Here’s the code I used to capture model layer outputs:
docs = ["a"]
kpoint.doc_tokenizer.tensorize(docs, bsize=config.index_bsize)
input_ids = text_batches[0][0]
attention_mask = text_batches[0][1]
outputs_dict = {}
def capture_output(name):
def hook_fn(module, input, output):
outputs_dict[name] = output[0].detach()
return hook_fn
with torch.cuda.amp.autocast():
hooks = []
for i in range(12): hooks.append(checkpoint.bert.encoder.layer[i].register_forward_hook(capture_output(f"{i}")))
with torch.no_grad(): D = checkpoint.bert(input_ids, attention_mask=attention_mask)[0]
for h in hooks: h.remove()
torch.save(outputs_dict, f"{MOUNT}/{project}/{date}-{source}-{nranks}/amp_outputs_dict.pt")
print("amp_outputs_dict saved!")For docs I tried a single letter ("a"), a test sentence (["test input"]) and different batches from the UKPLab/DAPR/ConditionalQA document collection. In all cases, the model layer outputs between PyTorch versions failed torch.allclose.

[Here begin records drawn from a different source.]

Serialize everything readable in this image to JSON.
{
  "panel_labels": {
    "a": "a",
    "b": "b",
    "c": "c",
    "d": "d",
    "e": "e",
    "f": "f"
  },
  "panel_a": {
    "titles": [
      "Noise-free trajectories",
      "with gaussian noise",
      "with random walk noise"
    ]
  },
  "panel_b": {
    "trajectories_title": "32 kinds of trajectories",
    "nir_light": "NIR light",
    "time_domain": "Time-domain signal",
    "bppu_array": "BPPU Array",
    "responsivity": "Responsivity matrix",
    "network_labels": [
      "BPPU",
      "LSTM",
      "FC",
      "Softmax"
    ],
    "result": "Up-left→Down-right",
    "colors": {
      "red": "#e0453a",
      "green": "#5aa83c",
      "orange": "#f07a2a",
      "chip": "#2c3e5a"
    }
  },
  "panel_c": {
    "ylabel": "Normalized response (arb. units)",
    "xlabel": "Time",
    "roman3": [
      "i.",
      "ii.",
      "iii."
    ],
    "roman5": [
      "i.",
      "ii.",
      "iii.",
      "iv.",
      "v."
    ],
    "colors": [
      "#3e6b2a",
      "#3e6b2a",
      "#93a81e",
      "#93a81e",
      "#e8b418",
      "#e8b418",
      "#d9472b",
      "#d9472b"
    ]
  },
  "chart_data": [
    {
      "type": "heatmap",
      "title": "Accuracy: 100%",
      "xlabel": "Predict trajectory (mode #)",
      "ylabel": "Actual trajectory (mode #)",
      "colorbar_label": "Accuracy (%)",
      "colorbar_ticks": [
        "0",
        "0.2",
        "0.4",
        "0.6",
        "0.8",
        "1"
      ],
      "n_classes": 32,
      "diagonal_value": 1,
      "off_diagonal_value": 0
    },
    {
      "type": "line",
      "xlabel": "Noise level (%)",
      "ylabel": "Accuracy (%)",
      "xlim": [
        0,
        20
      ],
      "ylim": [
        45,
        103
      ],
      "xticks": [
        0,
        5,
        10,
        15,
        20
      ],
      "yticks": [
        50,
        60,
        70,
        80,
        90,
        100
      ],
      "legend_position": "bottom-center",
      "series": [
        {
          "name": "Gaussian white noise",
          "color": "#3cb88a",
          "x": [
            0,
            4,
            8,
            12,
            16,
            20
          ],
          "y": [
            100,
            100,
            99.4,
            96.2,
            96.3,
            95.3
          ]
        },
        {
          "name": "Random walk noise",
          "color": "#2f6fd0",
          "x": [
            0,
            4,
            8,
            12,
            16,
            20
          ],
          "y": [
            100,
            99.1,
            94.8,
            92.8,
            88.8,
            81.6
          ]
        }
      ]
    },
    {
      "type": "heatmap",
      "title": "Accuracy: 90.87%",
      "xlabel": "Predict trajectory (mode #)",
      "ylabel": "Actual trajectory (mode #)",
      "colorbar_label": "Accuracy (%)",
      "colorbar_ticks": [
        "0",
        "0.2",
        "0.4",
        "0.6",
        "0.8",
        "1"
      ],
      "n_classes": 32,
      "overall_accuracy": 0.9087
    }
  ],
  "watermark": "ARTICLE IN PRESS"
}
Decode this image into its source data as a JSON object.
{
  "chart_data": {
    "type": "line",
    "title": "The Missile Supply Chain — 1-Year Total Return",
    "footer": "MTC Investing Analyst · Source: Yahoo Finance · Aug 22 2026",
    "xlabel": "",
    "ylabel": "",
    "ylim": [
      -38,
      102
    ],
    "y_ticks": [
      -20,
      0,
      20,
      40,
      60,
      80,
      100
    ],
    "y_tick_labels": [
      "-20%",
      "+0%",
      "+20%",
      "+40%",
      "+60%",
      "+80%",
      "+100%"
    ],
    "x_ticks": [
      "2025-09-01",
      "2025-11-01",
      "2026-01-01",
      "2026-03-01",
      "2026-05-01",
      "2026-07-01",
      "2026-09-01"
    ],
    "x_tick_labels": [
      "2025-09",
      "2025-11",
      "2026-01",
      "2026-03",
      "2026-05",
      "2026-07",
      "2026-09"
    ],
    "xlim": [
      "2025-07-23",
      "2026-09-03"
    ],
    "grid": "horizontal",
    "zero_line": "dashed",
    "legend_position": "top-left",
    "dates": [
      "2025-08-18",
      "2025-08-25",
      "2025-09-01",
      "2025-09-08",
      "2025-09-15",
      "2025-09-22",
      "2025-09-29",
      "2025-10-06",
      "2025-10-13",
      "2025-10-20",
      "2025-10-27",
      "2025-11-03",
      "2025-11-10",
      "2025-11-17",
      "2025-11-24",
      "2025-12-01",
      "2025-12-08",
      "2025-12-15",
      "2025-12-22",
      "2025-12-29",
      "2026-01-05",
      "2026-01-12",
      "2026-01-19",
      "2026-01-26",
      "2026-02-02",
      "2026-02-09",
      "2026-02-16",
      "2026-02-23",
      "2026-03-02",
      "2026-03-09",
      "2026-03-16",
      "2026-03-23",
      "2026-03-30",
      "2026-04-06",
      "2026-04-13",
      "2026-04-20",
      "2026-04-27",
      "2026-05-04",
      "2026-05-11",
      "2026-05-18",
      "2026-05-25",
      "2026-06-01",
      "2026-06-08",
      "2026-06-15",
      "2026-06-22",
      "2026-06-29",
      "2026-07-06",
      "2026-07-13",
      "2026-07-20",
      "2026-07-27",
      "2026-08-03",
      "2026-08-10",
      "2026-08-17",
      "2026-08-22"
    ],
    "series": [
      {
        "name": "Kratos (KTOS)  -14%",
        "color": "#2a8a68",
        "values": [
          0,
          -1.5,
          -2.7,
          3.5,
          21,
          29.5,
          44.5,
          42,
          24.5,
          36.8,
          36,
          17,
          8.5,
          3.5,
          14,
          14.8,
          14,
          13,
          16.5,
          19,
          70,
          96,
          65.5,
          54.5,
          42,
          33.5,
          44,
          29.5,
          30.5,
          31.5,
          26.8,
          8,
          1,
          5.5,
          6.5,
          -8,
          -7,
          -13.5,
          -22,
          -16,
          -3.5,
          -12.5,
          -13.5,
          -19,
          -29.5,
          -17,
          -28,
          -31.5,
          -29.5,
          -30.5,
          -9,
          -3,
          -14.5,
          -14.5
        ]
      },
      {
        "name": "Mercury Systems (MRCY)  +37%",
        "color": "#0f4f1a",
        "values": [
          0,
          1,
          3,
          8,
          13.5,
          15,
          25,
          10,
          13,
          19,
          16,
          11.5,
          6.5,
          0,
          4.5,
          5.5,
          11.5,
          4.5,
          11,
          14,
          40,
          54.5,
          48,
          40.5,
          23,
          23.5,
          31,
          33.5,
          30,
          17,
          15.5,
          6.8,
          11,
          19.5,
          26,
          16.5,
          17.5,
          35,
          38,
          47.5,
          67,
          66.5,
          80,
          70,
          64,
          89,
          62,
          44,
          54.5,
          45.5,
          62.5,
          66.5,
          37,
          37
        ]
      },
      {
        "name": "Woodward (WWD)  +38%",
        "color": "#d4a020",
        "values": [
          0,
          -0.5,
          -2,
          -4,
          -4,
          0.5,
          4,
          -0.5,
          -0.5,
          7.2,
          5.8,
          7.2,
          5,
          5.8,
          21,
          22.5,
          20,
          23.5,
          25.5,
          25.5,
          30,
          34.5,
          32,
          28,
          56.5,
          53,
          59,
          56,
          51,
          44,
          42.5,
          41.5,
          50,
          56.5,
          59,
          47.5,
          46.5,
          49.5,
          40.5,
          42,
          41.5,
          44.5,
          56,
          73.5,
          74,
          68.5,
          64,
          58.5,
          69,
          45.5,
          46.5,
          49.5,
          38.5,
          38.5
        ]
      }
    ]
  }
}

As an aside, I also discovered that even after swapping local_sample_embs and obtaining final ivf.pid.pt tensors that passed torch.allclose, the intermediate codes (centroid IDs) were sorted differently between PyTorch versions. I have detailed that observation in another blog post in which I also go on to show that even differently sorted codes, as long as they contain the right IDs, can result in the correct final ivf (unique passage IDs per centroid) and ivf_lengths (number of passage IDs per centroid).